Sure enough, in a few minutes Herbert T. Brown, Junior, ventured in, having glumly walked back and forth in several times front of the establishment.
Cosenza and I sipped tea and talked about virtue. We both agreed that the discipline of medical humanities is difficult to define. It falls into that “you’ll-know-one-when-you-see-one” category of things, but when you try to define it precisely, you get caught in mush. Nonetheless, we were both passionate about the value of literature and art in medical education. “What a doctor needs,” he said, “is an understanding heart.”
Meanwhile, Herbert T. Brown, Junior, had decided to eat in. He slumped at a small table by the kitchen door, having shed his knit cap, scarf, and one of his overcoats. Each time a waitress was obliged to pass his table on her way to the kitchen, she took a detour walking as close as possible to the pots of artificial flowers that lined the back wall. After a few minutes, his order began to appear.

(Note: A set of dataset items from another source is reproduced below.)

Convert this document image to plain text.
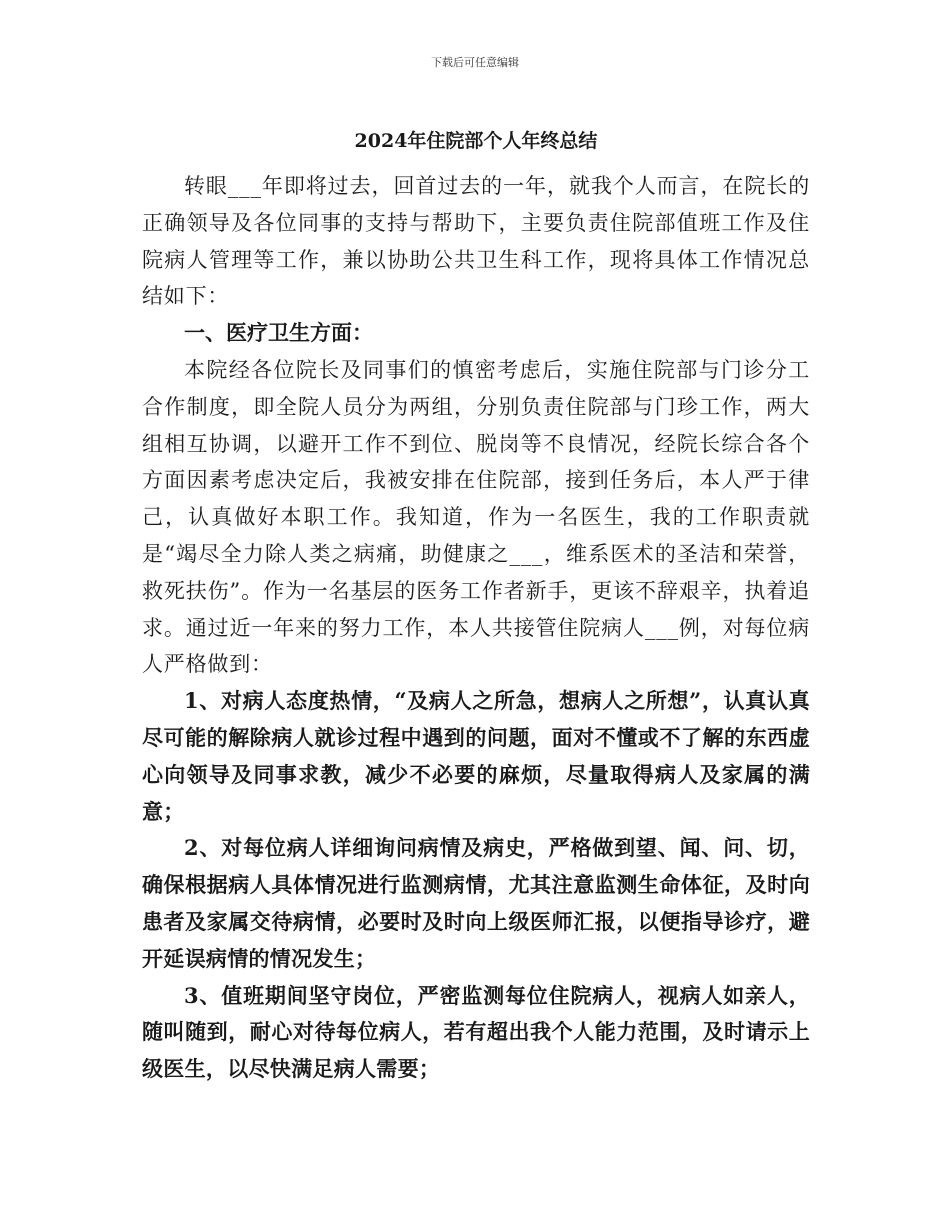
下载后可任意编辑
2024年住院部个人年终总结

转眼___年即将过去，回首过去的一年，就我个人而言，在院长的正确领导及各位同事的支持与帮助下，主要负责住院部值班工作及住院病人管理等工作，兼以协助公共卫生科工作，现将具体工作情况总结如下：

一、医疗卫生方面：

本院经各位院长及同事们的慎密考虑后，实施住院部与门诊分工合作制度，即全院人员分为两组，分别负责住院部与门珍工作，两大组相互协调，以避开工作不到位、脱岗等不良情况，经院长综合各个方面因素考虑决定后，我被安排在住院部，接到任务后，本人严于律己，认真做好本职工作。我知道，作为一名医生，我的工作职责就是“竭尽全力除人类之病痛，助健康之___，维系医术的圣洁和荣誉，救死扶伤”。作为一名基层的医务工作者新手，更该不辞艰辛，执着追求。通过近一年来的努力工作，本人共接管住院病人___例，对每位病人严格做到：

1、对病人态度热情，“及病人之所急，想病人之所想”，认真认真尽可能的解除病人就诊过程中遇到的问题，面对不懂或不了解的东西虚心向领导及同事求教，减少不必要的麻烦，尽量取得病人及家属的满意；

2、对每位病人详细询问病情及病史，严格做到望、闻、问、切，确保根据病人具体情况进行监测病情，尤其注意监测生命体征，及时向患者及家属交待病情，必要时及时向上级医师汇报，以便指导诊疗，避开延误病情的情况发生；

3、值班期间坚守岗位，严密监测每位住院病人，视病人如亲人，随叫随到，耐心对待每位病人，若有超出我个人能力范围，及时请示上级医生，以尽快满足病人需要；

One of the unique things about Dr. Cosenza’s medical subinternship is its humanities assignment. As an integral part of the subinternship, he requires his fourth-year students to write a series of one-page essays. However, these are not disquisitions on orthodox medical topics, like the renin-angiotensin system or the treatment of life-threatening hypernatremia. No, he insists that each week his students produce a few paragraphs on a topic like, “What is the relationship between color and music?” Or, “Explain the root cause of poverty.”
Naturally, I asked him about this rather unusual approach to teaching medical humanism. He chuckled. “Well, it knocks them for a loop. It does that. But I love it. And they’re so good, you know. They just need to pay attention. That’s what it’s all about, paying attention.”
Meanwhile a feast appeared at his other guest’s table. Soup. Spring rolls. Pepsi. Another soup. A bowl of rice. Three plates of entrees. He ate slowly, but steadily. Herbert C. Brown, Junior’s, medical condition, whatever it may have been, did not interfere with his appetite.
As lunch and conversation continued, I lost track of the panhandler. When we finally stood up to pay the bill, Mr. Brown was gone, his table cleared. I wondered if the Chief was disappointed that he hadn’t received a thank-you, or exploited the opportunity to give some cautionary advice on alcohol and nutrition. If so, he didn’t mention it. We bundled up and began our trek back to the hospital in companionable silence.
As we walked along with the wind to our backs, I found myself smiling as I fantasized several new topics for the Chief’s famous humanities essays. “Explain generosity” was one. Another: “Explicate lunch as a function of compassion.”
And, finally, the coup-de-grace: “What does it mean to love your neighbor?”